Based on: Gouveia, A., Godefroid, M., Dubois, P., Espino, F., Tuya, F., Haroun, R., Herrera, A. and Otero-Ferrer, F., 2023. Thermal stress response of Antipathella wollastoni (Gray, 1857) from the Canary Islands archipelago. Coral Reefs, pp.1-7.
In the cool, shadowy depths of Macaronesian waters, the black coral Antipathella wollastoni faces a crucial test—the rising temperatures of the ocean. Researchers, investigating how it will cope with this challenge, found that this species is quite the survivor, and possesses a very interesting survival adaptation.
Antipatharians, commonly known as black corals, are sessile colonial hexacorals that form extensive marine animal forests in various oceanic regions. These unique ecosystems play a crucial role in shaping local biodiversity. However, the vulnerability of black corals to environmental changes, particularly rising ocean temperatures, poses a significant concern for their conservation, and remains largely understudied. The study at hand focuses on Antipathella wollastoni, a black coral species found in the Macaronesian islands, aiming to assess its thermal tolerance and response strategies in the face of increasing temperatures.

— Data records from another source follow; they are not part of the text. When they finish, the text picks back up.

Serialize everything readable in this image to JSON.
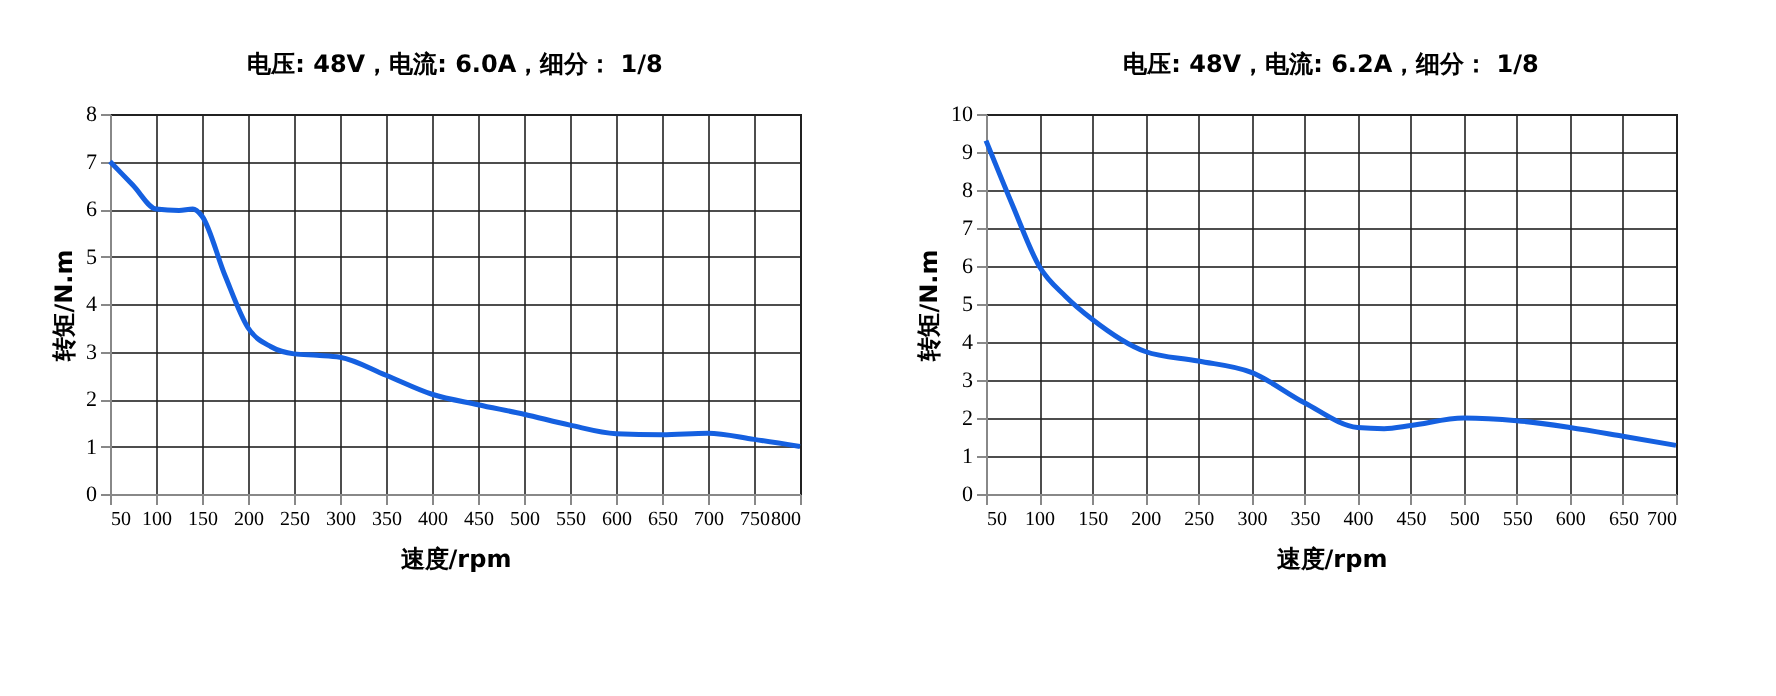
{
  "chart_data": [
    {
      "type": "line",
      "subtitle": "电压: 48V，电流: 6.0A，细分： 1/8",
      "xlabel": "速度/rpm",
      "ylabel": "转矩/N.m",
      "x": [
        50,
        75,
        100,
        125,
        140,
        150,
        175,
        200,
        225,
        250,
        275,
        300,
        350,
        400,
        450,
        500,
        550,
        600,
        650,
        700,
        750,
        800
      ],
      "series": [
        {
          "color": "#1560e0",
          "values": [
            7.0,
            6.5,
            6.0,
            5.97,
            6.0,
            5.85,
            4.6,
            3.5,
            3.1,
            2.95,
            2.92,
            2.88,
            2.5,
            2.1,
            1.88,
            1.68,
            1.45,
            1.27,
            1.25,
            1.28,
            1.15,
            1.0
          ]
        }
      ],
      "xlim": [
        50,
        800
      ],
      "xticks": [
        50,
        100,
        150,
        200,
        250,
        300,
        350,
        400,
        450,
        500,
        550,
        600,
        650,
        700,
        750,
        800
      ],
      "ylim": [
        0,
        8
      ],
      "yticks": [
        0,
        1,
        2,
        3,
        4,
        5,
        6,
        7,
        8
      ],
      "grid": true,
      "marker": "none",
      "line_style": "solid"
    },
    {
      "type": "line",
      "subtitle": "电压: 48V，电流: 6.2A，细分： 1/8",
      "xlabel": "速度/rpm",
      "ylabel": "转矩/N.m",
      "x": [
        50,
        75,
        100,
        125,
        150,
        200,
        250,
        300,
        350,
        400,
        425,
        450,
        500,
        550,
        600,
        650,
        700
      ],
      "series": [
        {
          "color": "#1560e0",
          "values": [
            9.3,
            7.6,
            6.0,
            5.2,
            4.6,
            3.75,
            3.5,
            3.2,
            2.4,
            1.75,
            1.72,
            1.8,
            2.0,
            1.93,
            1.75,
            1.52,
            1.28
          ]
        }
      ],
      "xlim": [
        50,
        700
      ],
      "xticks": [
        50,
        100,
        150,
        200,
        250,
        300,
        350,
        400,
        450,
        500,
        550,
        600,
        650,
        700
      ],
      "ylim": [
        0,
        10
      ],
      "yticks": [
        0,
        1,
        2,
        3,
        4,
        5,
        6,
        7,
        8,
        9,
        10
      ],
      "grid": true,
      "marker": "none",
      "line_style": "solid"
    }
  ]
}
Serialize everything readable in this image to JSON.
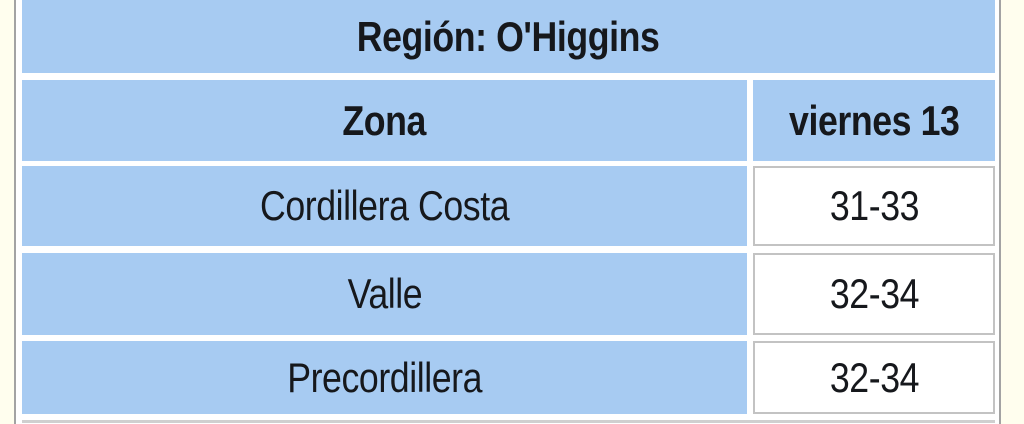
{
  "page": {
    "background": "#fffeee"
  },
  "table": {
    "title": "Región: O'Higgins",
    "columns": [
      "Zona",
      "viernes 13"
    ],
    "rows": [
      {
        "zone": "Cordillera Costa",
        "temp": "31-33"
      },
      {
        "zone": "Valle",
        "temp": "32-34"
      },
      {
        "zone": "Precordillera",
        "temp": "32-34"
      }
    ],
    "colors": {
      "cell_blue": "#a7cbf2",
      "text_dark": "#16181c",
      "value_cell_border": "#c3c3c3",
      "outer_border": "#a3a3a3",
      "page_background": "#fffeee"
    }
  }
}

Fragments of this coral were exposed to temperatures ranging from 19 to 26.5 °C, simulating the warming trends observed in the world’s oceans. The goal: to understand how this species responds to temperature variations.
The coral withstood the temperature increase with no fatalities. And its antioxidant capacity remained unaffected. Respiration rates, used to measure metabolic activity, followed a predictable pattern, peaking at the optimal temperature of 25.9 °C.
However, something else happened. As temperatures climbed, coral tissue narcosis increased, and the coral initiated a survival strategy—bailout propagules. These are small structures that detach from the mother structure and serve as a means of escape. Bailout propagules have been observed in other coral species to adapt to stressful conditions. This indicates that the A. wollastoni might have been stressed during the experiment. But, as mentioned by the authors, there are signs that this stress might have been induced by other experimental conditions besides increasing temperatures. For one, the corals produced propagules even within the temperature range they are usually subjected to in the wild. Propagules might have been created due to an elevated rate of temperature increase, or because the time it took to sample them. To figure that out, we must now wait for future studies.
Nevertheless, we now know something important, A. wollastoni possesses a degree of thermal tolerance that is valuable in the face of environmental changes.